I must say I'm always a bit of a sucker for the modern-day detective-novel trope of the multi-generational case, where incidents in the past affect the crime or crimes of the current day. Just as well, because it's rare to find a detective novel these days that doesn't have a "historical" element. What I find (wryly) amusing is that "history" is more and more often within my own lifetime. In this case, the Revolution of the title is the 60s revolution, political and sexual, and the key to one murder and one attempted murder in the present day is both sexual and political shenanigans at a 60s university, juxtaposed with the highly respectable life of a certain Lady Veronica Chalmers, one of whose young relatives is about to become politically very important.

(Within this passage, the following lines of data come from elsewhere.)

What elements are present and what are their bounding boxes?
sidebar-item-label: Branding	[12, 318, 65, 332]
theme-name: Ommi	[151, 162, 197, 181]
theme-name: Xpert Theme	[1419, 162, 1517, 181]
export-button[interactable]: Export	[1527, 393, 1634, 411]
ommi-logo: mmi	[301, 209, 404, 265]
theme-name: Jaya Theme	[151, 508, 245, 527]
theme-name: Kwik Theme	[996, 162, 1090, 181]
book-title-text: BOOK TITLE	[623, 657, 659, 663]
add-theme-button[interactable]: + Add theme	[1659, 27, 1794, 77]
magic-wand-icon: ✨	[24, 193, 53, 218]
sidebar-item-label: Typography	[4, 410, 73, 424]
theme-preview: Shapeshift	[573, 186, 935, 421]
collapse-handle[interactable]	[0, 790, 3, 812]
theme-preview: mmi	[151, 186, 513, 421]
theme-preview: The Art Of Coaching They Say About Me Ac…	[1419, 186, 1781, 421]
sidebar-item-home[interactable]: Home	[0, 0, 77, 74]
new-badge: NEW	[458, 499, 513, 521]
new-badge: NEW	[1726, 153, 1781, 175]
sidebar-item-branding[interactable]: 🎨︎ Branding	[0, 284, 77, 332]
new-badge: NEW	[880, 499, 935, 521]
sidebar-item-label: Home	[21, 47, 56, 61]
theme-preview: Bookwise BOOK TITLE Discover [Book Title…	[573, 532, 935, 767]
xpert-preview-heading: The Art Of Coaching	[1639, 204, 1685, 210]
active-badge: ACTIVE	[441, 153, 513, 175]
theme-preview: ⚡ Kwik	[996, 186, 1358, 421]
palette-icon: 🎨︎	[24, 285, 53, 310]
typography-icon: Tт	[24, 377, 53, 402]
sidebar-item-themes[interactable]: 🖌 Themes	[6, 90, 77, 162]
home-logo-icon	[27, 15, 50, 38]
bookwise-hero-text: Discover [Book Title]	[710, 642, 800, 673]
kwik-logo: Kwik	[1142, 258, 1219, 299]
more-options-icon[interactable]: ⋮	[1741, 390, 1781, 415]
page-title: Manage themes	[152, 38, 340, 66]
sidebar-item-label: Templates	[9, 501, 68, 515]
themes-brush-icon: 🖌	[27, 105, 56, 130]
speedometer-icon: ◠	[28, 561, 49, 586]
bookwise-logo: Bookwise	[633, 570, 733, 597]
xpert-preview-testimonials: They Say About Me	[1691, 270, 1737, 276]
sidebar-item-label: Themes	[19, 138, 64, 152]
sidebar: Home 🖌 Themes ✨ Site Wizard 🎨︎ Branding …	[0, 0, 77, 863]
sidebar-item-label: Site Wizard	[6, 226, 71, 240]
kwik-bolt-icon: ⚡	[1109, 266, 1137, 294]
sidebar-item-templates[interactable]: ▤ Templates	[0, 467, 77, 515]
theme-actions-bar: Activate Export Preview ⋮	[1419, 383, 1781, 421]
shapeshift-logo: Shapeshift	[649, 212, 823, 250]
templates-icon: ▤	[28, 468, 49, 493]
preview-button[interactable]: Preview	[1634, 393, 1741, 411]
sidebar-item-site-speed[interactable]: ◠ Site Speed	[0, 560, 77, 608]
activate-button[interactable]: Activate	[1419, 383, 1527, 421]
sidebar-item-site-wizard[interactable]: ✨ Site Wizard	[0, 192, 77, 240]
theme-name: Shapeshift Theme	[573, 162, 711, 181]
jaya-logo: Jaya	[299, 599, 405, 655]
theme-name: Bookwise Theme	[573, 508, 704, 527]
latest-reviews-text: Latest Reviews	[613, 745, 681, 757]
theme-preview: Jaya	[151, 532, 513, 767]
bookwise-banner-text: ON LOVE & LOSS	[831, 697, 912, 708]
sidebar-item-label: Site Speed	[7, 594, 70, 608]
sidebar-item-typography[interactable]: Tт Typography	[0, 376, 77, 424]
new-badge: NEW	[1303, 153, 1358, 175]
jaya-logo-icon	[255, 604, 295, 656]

If you see the words "politically very important", then of course you will understand that even though Banks solves the mystery, and we are kindly let in on the secret, there is a shadowy senior figure who makes sure the solution gets no further publicity and the case goes "unsolved". I thought Robinson cheated a bit on the ending - I was not in the least convinced that the murderous person who apparently committed suicide was in the slightest suicidal, but on the other hand, there was no indication that the shadowy figure was responsible for a cover-up. And believe me, I looked back and re-read, because I'm not used to saying, "well that's implausible..." as I finish up a Banks novel.
Nonetheless, I thoroughly enjoyed following Banks through all the twists and turns of his detecting, including the red herrings, mostly because as usual Robinson's characterizations are marvellous. I get only vaguely peeved when the whiff of male entitlement enters into Banks' relationships with his female fellow-officers or the latest lust object; meh, it doesn't bother me much. I'm happy to objectify Banks and his brain-power, so he can go ahead and objectify pretty young things if he likes. I'd prefer it if his much more substantial female co-workers (and, incidentally, subordinates) didn't have scenes where they seemed to be spatting over getting his attention and approval, though.
Four stars, because none of the basic virtues of the Banks novels are missing, despite my reservations.